De um lado, os contribuintes defendem que, uma vez que o ICMS DIFAL representa uma nova relação jurídico-tributária entre o remetente dos bens e serviços e o Estado do destinatário, conforme decidido pelo STF no julgamento do RE 1.287.019, essa nova relação resulta em um novo tributo, o que enseja a aplicação do princípio constitucional da anterioridade (i.e., anual e nonagesimal) a partir da data de publicação da LC 190/2022, fazendo com que a os Estados e Distrito Federal possam exigir o referido imposto somente a partir do exercício de 2023.
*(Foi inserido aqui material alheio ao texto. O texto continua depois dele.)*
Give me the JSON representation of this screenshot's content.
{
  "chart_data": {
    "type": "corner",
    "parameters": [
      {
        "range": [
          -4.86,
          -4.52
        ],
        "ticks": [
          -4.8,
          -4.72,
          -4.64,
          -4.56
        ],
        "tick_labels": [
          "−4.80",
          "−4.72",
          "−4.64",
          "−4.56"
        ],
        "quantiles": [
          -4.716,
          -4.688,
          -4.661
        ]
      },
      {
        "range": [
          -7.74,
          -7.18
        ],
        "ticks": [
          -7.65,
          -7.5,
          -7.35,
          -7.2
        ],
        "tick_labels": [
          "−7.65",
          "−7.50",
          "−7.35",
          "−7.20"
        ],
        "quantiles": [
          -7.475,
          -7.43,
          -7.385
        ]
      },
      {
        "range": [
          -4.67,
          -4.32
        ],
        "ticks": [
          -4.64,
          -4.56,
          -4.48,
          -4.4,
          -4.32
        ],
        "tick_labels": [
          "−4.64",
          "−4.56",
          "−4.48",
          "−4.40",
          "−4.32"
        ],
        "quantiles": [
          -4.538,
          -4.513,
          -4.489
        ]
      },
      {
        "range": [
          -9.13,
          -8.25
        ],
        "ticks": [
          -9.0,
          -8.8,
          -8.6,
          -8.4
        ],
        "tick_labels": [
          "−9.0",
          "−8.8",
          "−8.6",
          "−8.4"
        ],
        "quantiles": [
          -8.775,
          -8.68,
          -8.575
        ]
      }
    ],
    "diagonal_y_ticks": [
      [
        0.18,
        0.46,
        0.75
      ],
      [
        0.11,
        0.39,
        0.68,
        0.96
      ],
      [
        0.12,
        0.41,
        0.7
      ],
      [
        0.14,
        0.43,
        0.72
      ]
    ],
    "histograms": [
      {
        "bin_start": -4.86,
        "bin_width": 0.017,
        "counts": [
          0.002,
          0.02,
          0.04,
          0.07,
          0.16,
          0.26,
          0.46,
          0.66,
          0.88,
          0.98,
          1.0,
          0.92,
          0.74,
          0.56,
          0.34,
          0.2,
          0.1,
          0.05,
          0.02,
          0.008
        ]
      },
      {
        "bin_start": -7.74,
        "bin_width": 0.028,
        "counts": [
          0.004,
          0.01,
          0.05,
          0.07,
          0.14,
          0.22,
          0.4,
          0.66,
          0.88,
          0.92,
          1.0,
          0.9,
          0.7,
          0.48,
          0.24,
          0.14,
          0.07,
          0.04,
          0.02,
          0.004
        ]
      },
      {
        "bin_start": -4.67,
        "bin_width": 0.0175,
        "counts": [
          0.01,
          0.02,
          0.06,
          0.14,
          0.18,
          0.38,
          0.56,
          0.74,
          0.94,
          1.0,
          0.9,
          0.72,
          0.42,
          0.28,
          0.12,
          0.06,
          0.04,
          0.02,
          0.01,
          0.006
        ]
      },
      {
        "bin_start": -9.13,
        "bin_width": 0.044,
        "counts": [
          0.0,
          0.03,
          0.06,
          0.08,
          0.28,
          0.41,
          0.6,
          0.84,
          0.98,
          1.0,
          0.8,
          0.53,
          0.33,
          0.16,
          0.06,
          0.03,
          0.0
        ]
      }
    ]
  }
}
De outro, as unidades federativas, embora reconheçam que o ICMS DIFAL representa uma nova relação jurídico-tributária, alegam que tal relação não resulta em um novo imposto, mas em uma mera redistribuição de receitas entre os Estados de origem e destino. Assim, não caberia a aplicação do princípio da anterioridade, o que significa que o ICMS DIFAL já poderia ser exigido logo após a publicação da LC 190/2022.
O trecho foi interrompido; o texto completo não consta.